Heart palpitations are a feeling that your heart is beating too hard or too fast, skipping a beat, or fluttering. You may notice heart palpitations in your chest, throat, or neck.
Heart palpitations can be bothersome or frightening. They usually aren’t serious or harmful, though, and often go away on their own. Most of the time, they’re related to stress and anxiety or to consumption of stimulants such as caffeine, nicotine, or alcohol. Palpitations also often occur during pregnancy.
In rare cases, palpitations can be a sign of a more serious heart condition. Therefore, if you have heart palpitations, make arrangements to see your doctor. And seek immediate medical attention if along with palpitations, you experience shortness of breath, dizziness, chest pain, or fainting.
After taking your medical history and conducting a physical exam, your doctor may order tests that can either confirm or rule out an underlying cause. If an underlying cause is found, the right treatment can reduce or eliminate palpitations. If your palpitations are not related to an underlying cause, lifestyle changes, including stress management and the avoidance of common triggers, can help prevent them.
Signs and Symptoms of Palpitations?
Palpitations describe an irregularity of the heartbeat as felt by the patient. They may be felt as an isolated skipped beat or they may be frequent and recurrent. Palpitations may also be rapid and either regular or irregular. This may lead to the patient describing a fluttering in their chest.

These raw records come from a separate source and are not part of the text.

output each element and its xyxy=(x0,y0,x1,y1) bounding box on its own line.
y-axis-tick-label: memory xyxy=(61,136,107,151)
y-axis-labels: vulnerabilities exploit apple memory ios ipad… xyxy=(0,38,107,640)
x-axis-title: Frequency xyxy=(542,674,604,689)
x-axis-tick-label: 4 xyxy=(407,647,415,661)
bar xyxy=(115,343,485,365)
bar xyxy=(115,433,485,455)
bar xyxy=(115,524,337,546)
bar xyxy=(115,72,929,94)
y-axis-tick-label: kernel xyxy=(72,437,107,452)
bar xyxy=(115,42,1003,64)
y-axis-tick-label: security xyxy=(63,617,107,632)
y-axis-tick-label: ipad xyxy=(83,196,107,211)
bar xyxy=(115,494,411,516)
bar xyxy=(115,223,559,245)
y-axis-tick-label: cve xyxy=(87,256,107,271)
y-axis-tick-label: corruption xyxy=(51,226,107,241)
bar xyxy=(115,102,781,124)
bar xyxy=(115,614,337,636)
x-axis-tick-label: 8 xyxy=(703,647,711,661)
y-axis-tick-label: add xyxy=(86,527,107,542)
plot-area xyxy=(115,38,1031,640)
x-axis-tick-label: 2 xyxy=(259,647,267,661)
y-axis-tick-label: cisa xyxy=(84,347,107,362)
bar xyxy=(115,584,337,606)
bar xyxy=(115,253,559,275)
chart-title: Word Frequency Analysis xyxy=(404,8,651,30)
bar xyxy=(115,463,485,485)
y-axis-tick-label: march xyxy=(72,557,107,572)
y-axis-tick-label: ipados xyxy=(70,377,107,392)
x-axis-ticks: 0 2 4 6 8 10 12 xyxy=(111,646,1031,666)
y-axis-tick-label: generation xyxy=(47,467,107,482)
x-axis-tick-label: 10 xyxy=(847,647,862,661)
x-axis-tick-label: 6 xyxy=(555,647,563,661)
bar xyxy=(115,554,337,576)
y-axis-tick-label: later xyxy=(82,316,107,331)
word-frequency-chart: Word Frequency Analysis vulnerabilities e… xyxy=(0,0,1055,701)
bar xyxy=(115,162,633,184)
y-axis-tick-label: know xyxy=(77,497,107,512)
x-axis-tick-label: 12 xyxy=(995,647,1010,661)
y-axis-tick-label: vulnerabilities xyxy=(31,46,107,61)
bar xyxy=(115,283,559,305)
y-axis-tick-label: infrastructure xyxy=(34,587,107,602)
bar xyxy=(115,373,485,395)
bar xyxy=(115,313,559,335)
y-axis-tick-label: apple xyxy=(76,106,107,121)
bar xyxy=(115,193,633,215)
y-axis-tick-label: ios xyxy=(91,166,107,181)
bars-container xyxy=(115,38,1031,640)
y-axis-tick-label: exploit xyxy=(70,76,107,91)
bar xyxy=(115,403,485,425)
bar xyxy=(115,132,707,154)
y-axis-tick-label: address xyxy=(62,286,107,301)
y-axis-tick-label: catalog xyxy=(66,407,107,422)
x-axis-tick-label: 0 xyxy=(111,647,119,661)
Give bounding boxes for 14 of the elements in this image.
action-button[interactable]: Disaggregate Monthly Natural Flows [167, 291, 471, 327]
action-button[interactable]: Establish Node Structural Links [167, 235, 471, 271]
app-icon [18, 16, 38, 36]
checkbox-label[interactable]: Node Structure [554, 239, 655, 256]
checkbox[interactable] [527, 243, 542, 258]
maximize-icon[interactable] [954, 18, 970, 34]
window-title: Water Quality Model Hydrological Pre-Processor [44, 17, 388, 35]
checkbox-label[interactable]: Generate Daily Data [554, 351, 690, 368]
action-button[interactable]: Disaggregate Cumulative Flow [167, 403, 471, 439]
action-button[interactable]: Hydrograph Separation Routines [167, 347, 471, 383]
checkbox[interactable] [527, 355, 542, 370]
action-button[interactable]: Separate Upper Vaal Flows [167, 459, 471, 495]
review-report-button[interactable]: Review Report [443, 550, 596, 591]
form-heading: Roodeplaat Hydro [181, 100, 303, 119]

Patients may also complain of fullness in their chest or throat. There may also be associated shortness of breath, nausea, and sweating. If the heart rate is very fast, the patient’s blood pressure may fall causing lightheadedness and the sensation that they might pass out. Syncope, where the patient actually does faint or pass out, may occur depending upon the cause of palpitations.
Causes of Palpitations
Often the cause of your heart palpitations can’t be found. Common causes of heart palpitations include:
- Strong emotional responses, such as stress or anxiety
- Strenuous exercise
- Hormone changes associated with menstruation, pregnancy or menopause
- Taking cold and cough medications that contain pseudoephedrine, a stimulant
- Taking some asthma inhaler medications that contain stimulants
Occasionally heart palpitations can be a sign of a serious problem, such as an overactive thyroid gland (hyperthyroidism) or an abnormal heart rhythm (arrhythmia). Arrhythmias may include very fast heart rates (tachycardia), unusually slow heart rates (bradycardia) or an irregular heart rhythm.
Treatment for Heart Palpitations
Treatment depends on the cause of your palpitations. Any underlying medical conditions will have to be addressed.
Most of the time, no cause for palpitations is found, and no treatment is advised.
If your palpitations are due to controllable lifestyle choices such as smoking or too much caffeine, simply cutting down or eliminating those substances may be all that is needed. If you think medication may be the problem, ask your doctor about alternative medications or treatments.
- Lower your intake of caffeine and nicotine. This will often reduce heart palpitations.
- Learn to reduce stress and anxiety. This can help prevent palpitations and help you better manage them when they occur.
- Try deep relaxation or breathing exercises.
- Practice yoga, meditation, or tai chi.
- Get regular exercise.
- Do not smoke.
Once a serious cause has been ruled out by your doctor, try not to pay close attention to heart palpitations. This may cause stress. However, contact your doctor if you notice a sudden increase or a change in them.
When you may have a heart problem
If you start to experience palpitations more often, or if they get worse or occur with other symptoms such as dizziness or tightness in your chest, see your GP. You may have a heart rhythm problem (arrhythmia), such as atrial fibrillation or supraventricular tachycardia (SVT).
There are also other, less common, heart rhythm conditions that may be the cause of your palpitations. These can be determined by appropriate tests. When your GP or hospital discovers the exact problem with your heart, ask them to explain it to you.